講演情報
[II-P19-05]精神発達遅滞に伴う偏食が脚気心を生じ、重度の肺高血圧症に進展した臨床像
○渋谷 英太郎, 竹中 颯汰, 安田 昌広, 木村 瞳, 小山 智史, 篠原 務 (名古屋市立大学病院 医学研究科 新生児・小児医学分野)
キーワード:
肺高血圧、脚気、精神発達遅滞
【背景】精神発達遅滞に伴い長期間、特定の食品のみを長期摂取することによりビタミンB1(VB1)欠乏症である脚気を来し、重度の肺高血圧と右心不全を呈した症例を報告する。【症例】15歳男児。Potocki-Lupski症候群による精神発達遅滞があり、強いこだわりから米・鮭フレーク・茶のみを長期間摂取していた。
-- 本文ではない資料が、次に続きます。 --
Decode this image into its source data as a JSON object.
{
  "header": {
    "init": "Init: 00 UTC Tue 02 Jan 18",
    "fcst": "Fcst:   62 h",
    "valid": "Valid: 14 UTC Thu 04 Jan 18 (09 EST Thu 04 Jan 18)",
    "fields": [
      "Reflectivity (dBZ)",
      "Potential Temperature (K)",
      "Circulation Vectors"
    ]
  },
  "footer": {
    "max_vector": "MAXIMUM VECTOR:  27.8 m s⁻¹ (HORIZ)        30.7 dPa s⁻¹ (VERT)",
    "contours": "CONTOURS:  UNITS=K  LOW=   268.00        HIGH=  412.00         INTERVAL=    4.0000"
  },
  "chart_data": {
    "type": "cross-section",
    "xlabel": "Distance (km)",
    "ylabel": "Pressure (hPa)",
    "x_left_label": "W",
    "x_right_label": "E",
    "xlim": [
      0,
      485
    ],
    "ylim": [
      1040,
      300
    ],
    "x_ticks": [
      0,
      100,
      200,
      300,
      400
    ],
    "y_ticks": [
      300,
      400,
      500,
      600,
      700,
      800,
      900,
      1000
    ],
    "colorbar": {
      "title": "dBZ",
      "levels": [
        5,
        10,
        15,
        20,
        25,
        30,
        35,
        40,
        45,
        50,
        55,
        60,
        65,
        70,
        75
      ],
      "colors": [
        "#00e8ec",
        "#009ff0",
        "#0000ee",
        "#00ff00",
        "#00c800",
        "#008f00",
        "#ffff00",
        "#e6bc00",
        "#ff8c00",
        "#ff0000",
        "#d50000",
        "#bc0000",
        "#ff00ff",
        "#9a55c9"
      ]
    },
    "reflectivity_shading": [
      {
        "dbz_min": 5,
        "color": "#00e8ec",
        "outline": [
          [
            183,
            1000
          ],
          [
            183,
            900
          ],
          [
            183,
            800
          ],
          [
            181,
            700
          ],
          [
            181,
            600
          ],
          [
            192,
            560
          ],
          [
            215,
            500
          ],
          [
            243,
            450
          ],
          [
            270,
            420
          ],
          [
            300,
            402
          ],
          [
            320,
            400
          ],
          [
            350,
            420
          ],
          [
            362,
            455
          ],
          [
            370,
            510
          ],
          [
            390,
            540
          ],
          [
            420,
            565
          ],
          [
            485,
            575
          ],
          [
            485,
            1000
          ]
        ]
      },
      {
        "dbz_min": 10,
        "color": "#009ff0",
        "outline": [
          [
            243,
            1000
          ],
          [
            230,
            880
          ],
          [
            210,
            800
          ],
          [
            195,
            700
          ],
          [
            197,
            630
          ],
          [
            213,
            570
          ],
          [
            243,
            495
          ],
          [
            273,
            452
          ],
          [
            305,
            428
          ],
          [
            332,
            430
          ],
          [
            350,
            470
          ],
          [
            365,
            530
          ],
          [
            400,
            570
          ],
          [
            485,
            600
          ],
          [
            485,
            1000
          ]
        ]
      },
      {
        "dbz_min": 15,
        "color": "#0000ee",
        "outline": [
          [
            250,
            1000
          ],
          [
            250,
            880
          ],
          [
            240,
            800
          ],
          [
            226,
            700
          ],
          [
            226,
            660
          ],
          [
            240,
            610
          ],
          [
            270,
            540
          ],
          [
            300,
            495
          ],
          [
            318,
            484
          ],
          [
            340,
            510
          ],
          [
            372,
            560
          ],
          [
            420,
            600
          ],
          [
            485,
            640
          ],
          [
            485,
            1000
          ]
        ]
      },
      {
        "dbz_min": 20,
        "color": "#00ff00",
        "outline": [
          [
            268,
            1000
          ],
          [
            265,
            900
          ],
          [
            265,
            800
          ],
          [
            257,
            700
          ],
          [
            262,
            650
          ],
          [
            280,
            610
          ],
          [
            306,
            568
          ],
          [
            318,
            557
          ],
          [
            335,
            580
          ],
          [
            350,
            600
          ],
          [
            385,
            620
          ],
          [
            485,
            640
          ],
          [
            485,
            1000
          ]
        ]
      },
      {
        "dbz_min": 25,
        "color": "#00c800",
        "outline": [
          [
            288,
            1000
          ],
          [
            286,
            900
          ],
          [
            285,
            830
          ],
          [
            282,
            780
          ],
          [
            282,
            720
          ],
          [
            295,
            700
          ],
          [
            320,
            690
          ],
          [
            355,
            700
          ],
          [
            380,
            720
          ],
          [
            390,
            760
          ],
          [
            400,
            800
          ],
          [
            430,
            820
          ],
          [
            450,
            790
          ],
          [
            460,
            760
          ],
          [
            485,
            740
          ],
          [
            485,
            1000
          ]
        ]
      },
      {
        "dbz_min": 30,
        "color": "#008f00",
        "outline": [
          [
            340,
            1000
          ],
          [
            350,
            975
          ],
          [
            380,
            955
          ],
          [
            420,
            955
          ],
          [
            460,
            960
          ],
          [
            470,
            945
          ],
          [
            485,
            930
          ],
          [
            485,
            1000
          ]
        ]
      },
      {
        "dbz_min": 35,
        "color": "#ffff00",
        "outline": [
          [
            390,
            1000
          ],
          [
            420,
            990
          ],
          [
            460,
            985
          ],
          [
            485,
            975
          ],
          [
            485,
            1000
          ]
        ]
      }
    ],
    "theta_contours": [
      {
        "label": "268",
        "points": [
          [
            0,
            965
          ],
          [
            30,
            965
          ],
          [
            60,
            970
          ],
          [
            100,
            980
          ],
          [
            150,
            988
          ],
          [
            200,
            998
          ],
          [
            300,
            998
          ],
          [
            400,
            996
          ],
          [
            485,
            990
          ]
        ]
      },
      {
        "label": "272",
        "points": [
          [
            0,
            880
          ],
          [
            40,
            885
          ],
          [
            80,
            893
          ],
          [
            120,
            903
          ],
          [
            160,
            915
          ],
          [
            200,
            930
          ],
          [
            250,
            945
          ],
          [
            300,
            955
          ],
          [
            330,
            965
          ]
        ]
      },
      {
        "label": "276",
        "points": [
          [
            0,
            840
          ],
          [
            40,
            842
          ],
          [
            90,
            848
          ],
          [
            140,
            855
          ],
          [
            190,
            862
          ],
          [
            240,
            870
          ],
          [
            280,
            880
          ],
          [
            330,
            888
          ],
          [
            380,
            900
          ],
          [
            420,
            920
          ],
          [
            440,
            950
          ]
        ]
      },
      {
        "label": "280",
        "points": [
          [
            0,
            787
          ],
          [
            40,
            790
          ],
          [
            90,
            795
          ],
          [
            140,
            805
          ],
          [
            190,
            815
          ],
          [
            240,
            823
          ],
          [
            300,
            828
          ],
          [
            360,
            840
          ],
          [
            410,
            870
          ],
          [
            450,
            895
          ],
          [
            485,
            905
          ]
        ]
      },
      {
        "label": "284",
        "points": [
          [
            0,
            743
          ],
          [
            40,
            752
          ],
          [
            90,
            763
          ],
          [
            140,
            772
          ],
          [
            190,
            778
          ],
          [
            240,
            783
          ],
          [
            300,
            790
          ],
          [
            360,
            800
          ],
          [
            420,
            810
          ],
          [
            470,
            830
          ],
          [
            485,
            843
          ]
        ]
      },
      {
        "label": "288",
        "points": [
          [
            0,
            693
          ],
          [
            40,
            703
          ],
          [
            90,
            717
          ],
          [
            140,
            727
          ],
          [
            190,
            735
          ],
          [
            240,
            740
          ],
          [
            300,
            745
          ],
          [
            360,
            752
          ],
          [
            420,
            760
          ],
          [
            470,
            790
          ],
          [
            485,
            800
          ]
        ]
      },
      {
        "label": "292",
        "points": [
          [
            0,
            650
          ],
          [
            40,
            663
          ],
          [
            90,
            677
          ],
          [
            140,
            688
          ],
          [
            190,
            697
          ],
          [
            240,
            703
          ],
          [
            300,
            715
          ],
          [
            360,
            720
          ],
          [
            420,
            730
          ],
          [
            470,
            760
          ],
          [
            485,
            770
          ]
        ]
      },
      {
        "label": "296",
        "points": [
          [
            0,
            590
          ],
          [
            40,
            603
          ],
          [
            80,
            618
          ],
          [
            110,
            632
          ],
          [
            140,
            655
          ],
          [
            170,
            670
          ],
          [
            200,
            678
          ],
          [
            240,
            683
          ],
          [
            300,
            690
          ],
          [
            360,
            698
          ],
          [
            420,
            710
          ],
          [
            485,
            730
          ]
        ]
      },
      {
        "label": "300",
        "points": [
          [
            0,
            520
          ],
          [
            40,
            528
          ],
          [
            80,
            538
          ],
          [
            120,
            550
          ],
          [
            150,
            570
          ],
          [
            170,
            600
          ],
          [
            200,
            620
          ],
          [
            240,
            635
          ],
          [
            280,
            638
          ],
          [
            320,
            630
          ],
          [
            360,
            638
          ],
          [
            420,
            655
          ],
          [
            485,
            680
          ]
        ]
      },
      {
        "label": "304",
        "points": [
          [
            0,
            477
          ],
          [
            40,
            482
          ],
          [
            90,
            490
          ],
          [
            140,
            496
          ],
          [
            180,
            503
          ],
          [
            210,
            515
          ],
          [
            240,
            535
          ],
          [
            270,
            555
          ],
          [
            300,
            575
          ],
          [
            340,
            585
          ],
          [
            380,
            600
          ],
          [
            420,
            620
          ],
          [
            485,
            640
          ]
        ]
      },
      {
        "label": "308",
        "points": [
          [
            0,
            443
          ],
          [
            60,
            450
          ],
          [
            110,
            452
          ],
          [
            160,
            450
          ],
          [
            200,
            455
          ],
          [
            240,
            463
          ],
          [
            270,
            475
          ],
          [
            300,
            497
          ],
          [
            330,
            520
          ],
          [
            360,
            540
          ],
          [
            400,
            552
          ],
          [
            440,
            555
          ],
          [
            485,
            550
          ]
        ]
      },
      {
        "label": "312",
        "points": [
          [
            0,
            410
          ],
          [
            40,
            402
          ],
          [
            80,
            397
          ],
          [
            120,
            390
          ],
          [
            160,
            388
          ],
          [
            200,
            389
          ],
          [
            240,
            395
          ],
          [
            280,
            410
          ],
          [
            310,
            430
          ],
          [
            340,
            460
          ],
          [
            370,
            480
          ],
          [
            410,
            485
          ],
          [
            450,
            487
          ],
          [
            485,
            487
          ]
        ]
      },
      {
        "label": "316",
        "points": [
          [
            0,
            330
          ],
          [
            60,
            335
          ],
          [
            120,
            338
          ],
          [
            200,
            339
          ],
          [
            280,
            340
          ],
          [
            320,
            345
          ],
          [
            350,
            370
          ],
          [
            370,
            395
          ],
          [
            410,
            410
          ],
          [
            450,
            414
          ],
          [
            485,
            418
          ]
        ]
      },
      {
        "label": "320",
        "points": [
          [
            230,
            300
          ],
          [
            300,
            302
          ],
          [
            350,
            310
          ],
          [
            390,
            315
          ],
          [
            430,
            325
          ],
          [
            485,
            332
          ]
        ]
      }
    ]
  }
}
13歳頃より末梢神経障害を認めるも原因不明で、前医で経過観察されていた。下腿浮腫と歩行困難を主訴に前医を受診し、胸部レントゲンで心拡大と肺血管陰影増強を認め、心エコーで右心系拡大、左室圧排、心膜水貯留を認め、当院に精査入院となった。右心カテーテル検査で肺動脈圧68/35(47)mmHg、肺動脈楔入圧16mmHg、肺血管抵抗指数8WU・m2と上昇を認め、左心不全に伴う肺高血圧症と診断した。血中VB1低値より脚気と診断し、VB1補充と利尿剤により速やかに肺高血圧および心膜水は軽快した。VB1を茶に溶解して内服継続することで再燃なく神経症状も改善した。肺高血圧の再増悪を予測するためのフォローの右心カテ結果を含めて報告する。【考察】精神発達遅滞に伴い偏食を有する小児では、食事内容の定期的評価とVB1欠乏の早期スクリーニング、嗜好に配慮した補充方法の工夫が脚気および続発性肺高血圧症の予防に重要である。